My worst nightmare, after the one about the obese saddo with salt-and-pepper hair, involves a tsunami at the end of time.

I’m on a beach, which is outrageously beautiful and deserted. The sea looks calm. As I stroll along, I’m fretting about whether the damp sand between my toes will create a mess in the hallway.

I can already picture my mother making a song and dance about it and shaking her bottle of bleach at me. ‘What d’you take me for?’ she’ll complain. ‘A skivvy? A slave? Do you want to watch me dying with a mop in my hands?!’

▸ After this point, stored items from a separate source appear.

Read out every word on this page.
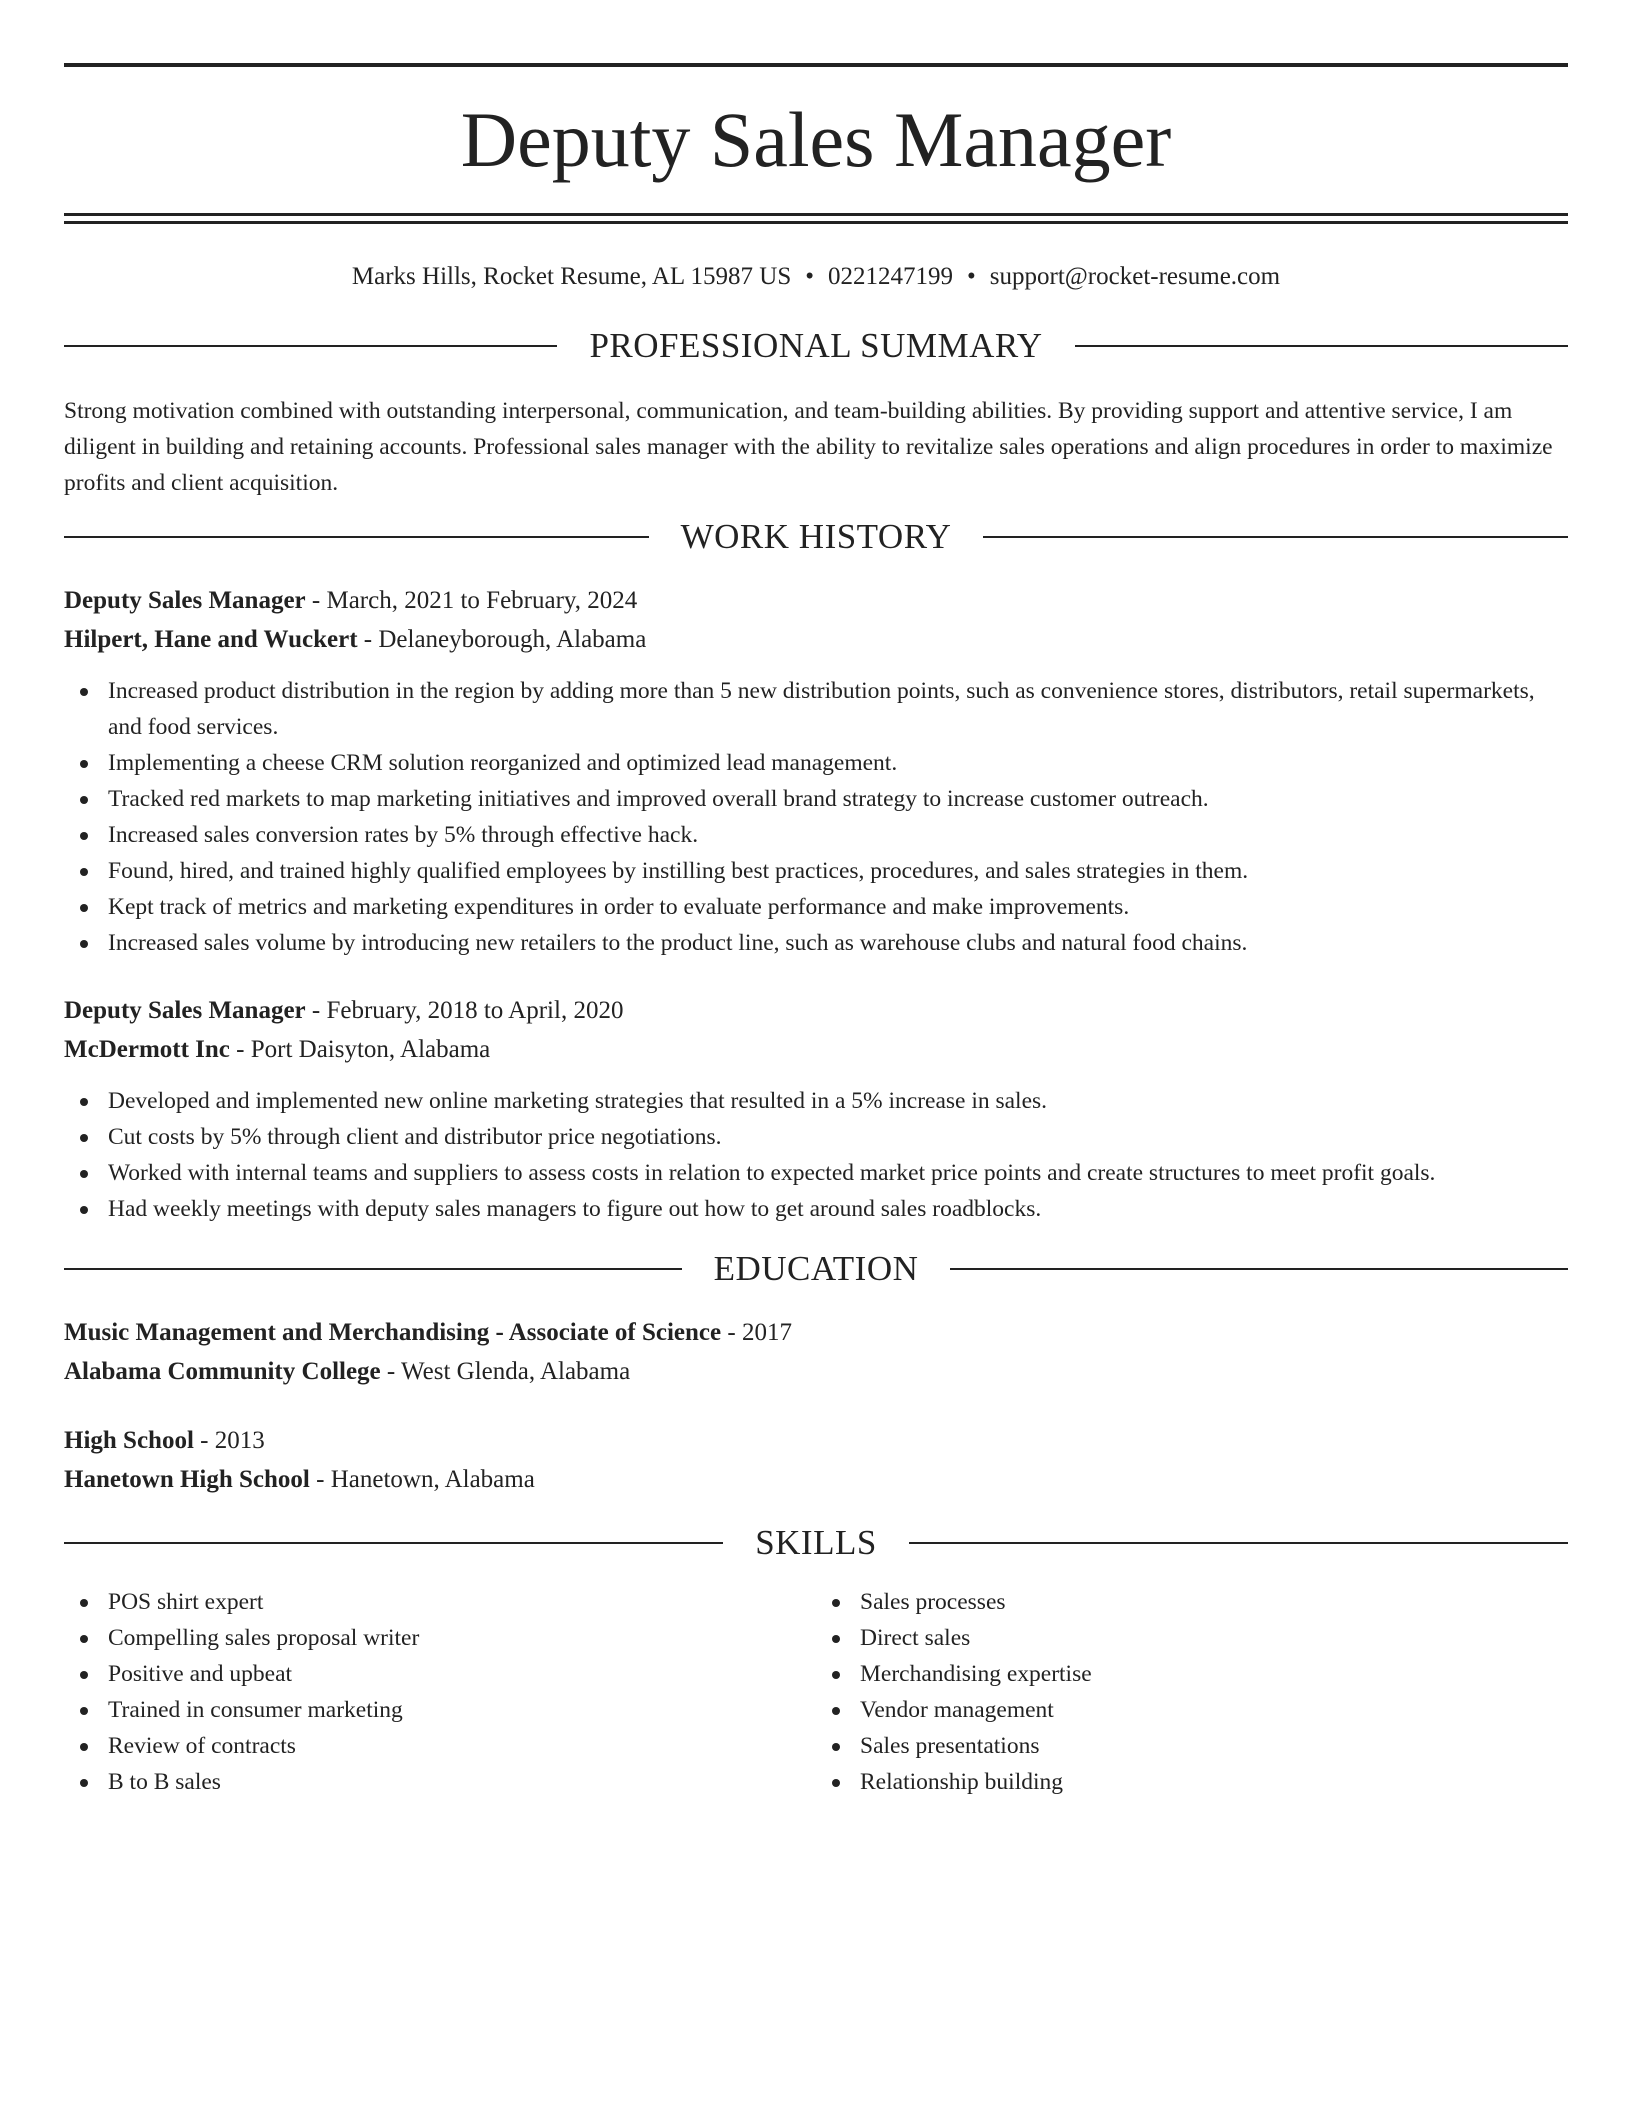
Deputy Sales Manager
Marks Hills, Rocket Resume, AL 15987 US • 0221247199 • support@rocket-resume.com
PROFESSIONAL SUMMARY

Strong motivation combined with outstanding interpersonal, communication, and team-building abilities. By providing support and attentive service, I am diligent in building and retaining accounts. Professional sales manager with the ability to revitalize sales operations and align procedures in order to maximize profits and client acquisition.

WORK HISTORY

Deputy Sales Manager - March, 2021 to February, 2024

Hilpert, Hane and Wuckert - Delaneyborough, Alabama

Increased product distribution in the region by adding more than 5 new distribution points, such as convenience stores, distributors, retail supermarkets, and food services.
Implementing a cheese CRM solution reorganized and optimized lead management.
Tracked red markets to map marketing initiatives and improved overall brand strategy to increase customer outreach.
Increased sales conversion rates by 5% through effective hack.
Found, hired, and trained highly qualified employees by instilling best practices, procedures, and sales strategies in them.
Kept track of metrics and marketing expenditures in order to evaluate performance and make improvements.
Increased sales volume by introducing new retailers to the product line, such as warehouse clubs and natural food chains.

Deputy Sales Manager - February, 2018 to April, 2020

McDermott Inc - Port Daisyton, Alabama

Developed and implemented new online marketing strategies that resulted in a 5% increase in sales.
Cut costs by 5% through client and distributor price negotiations.
Worked with internal teams and suppliers to assess costs in relation to expected market price points and create structures to meet profit goals.
Had weekly meetings with deputy sales managers to figure out how to get around sales roadblocks.
EDUCATION

Music Management and Merchandising - Associate of Science - 2017

Alabama Community College - West Glenda, Alabama

High School - 2013

Hanetown High School - Hanetown, Alabama

SKILLS
POS shirt expert
Compelling sales proposal writer
Positive and upbeat
Trained in consumer marketing
Review of contracts
B to B sales
Sales processes
Direct sales
Merchandising expertise
Vendor management
Sales presentations
Relationship building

I try to put those thoughts out of my head and I keep on walking. I can see someone in the distance: it’s Big Baba, and he’s waving at me. As I draw nearer, I realise he’s in a wheelchair which has sunk into the sand.

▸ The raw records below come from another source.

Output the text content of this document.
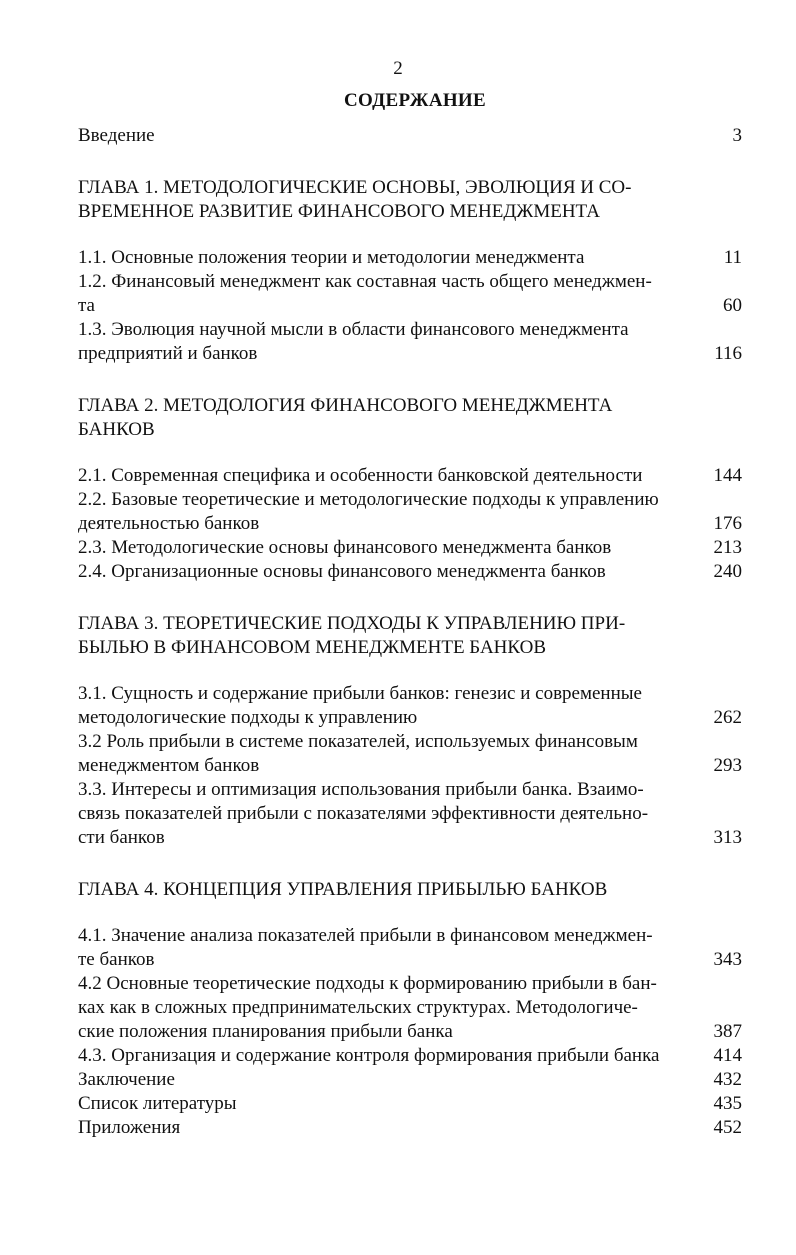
2
СОДЕРЖАНИЕ
Введение	3
ГЛАВА 1. МЕТОДОЛОГИЧЕСКИЕ ОСНОВЫ, ЭВОЛЮЦИЯ И СО-
ВРЕМЕННОЕ РАЗВИТИЕ ФИНАНСОВОГО МЕНЕДЖМЕНТА
1.1. Основные положения теории и методологии менеджмента	11
1.2. Финансовый менеджмент как составная часть общего менеджмен-
та	60
1.3. Эволюция научной мысли в области финансового менеджмента
предприятий и банков	116
ГЛАВА 2. МЕТОДОЛОГИЯ ФИНАНСОВОГО МЕНЕДЖМЕНТА
БАНКОВ
2.1. Современная специфика и особенности банковской деятельности	144
2.2. Базовые теоретические и методологические подходы к управлению
деятельностью банков	176
2.3. Методологические основы финансового менеджмента банков	213
2.4. Организационные основы финансового менеджмента банков	240
ГЛАВА 3. ТЕОРЕТИЧЕСКИЕ ПОДХОДЫ К УПРАВЛЕНИЮ ПРИ-
БЫЛЬЮ В ФИНАНСОВОМ МЕНЕДЖМЕНТЕ БАНКОВ
3.1. Сущность и содержание прибыли банков: генезис и современные
методологические подходы к управлению	262
3.2 Роль прибыли в системе показателей, используемых финансовым
менеджментом банков	293
3.3. Интересы и оптимизация использования прибыли банка. Взаимо-
связь показателей прибыли с показателями эффективности деятельно-
сти банков	313
ГЛАВА 4. КОНЦЕПЦИЯ УПРАВЛЕНИЯ ПРИБЫЛЬЮ БАНКОВ
4.1. Значение анализа показателей прибыли в финансовом менеджмен-
те банков	343
4.2 Основные теоретические подходы к формированию прибыли в бан-
ках как в сложных предпринимательских структурах. Методологиче-
ские положения планирования прибыли банка	387
4.3. Организация и содержание контроля формирования прибыли банка	414
Заключение	432
Список литературы	435
Приложения	452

‘Mourad, help me!’ Big Baba implores. ‘Have pity on me! I’m stuck!’

I push with all my strength, but there’s no dislodging the wheelchair. Down on my knees, I dig around the wheels. I can feel the sand wedging itself under my nails. Nothing shifts. It’s as if the contraption is bolted into the ground. Big Baba is begging me to rescue him but, despite all my efforts, the wheelchair won’t budge a millimetre. My chest crumples with anxiety as the sobs rise up inside me. I want to cry. 174

There’s no escaping my emotions, and so I cry a flood of tears salty as seawater.

‘No!!! No!!!’ Big Baba is shouting now. ‘Don’t cry! Don’t do that! Men don’t cry!’

And then I hear a dull rumbling, a terrible noise, the sound of the famished earth opening up its belly, preparing to swallow everything. I turn around and see the towering wave – it’s so high, so rapid.

My father bellows.

He bellows and I cry, the wheels of the wheelchair are stuck in the sand, the wave is coming straight for us.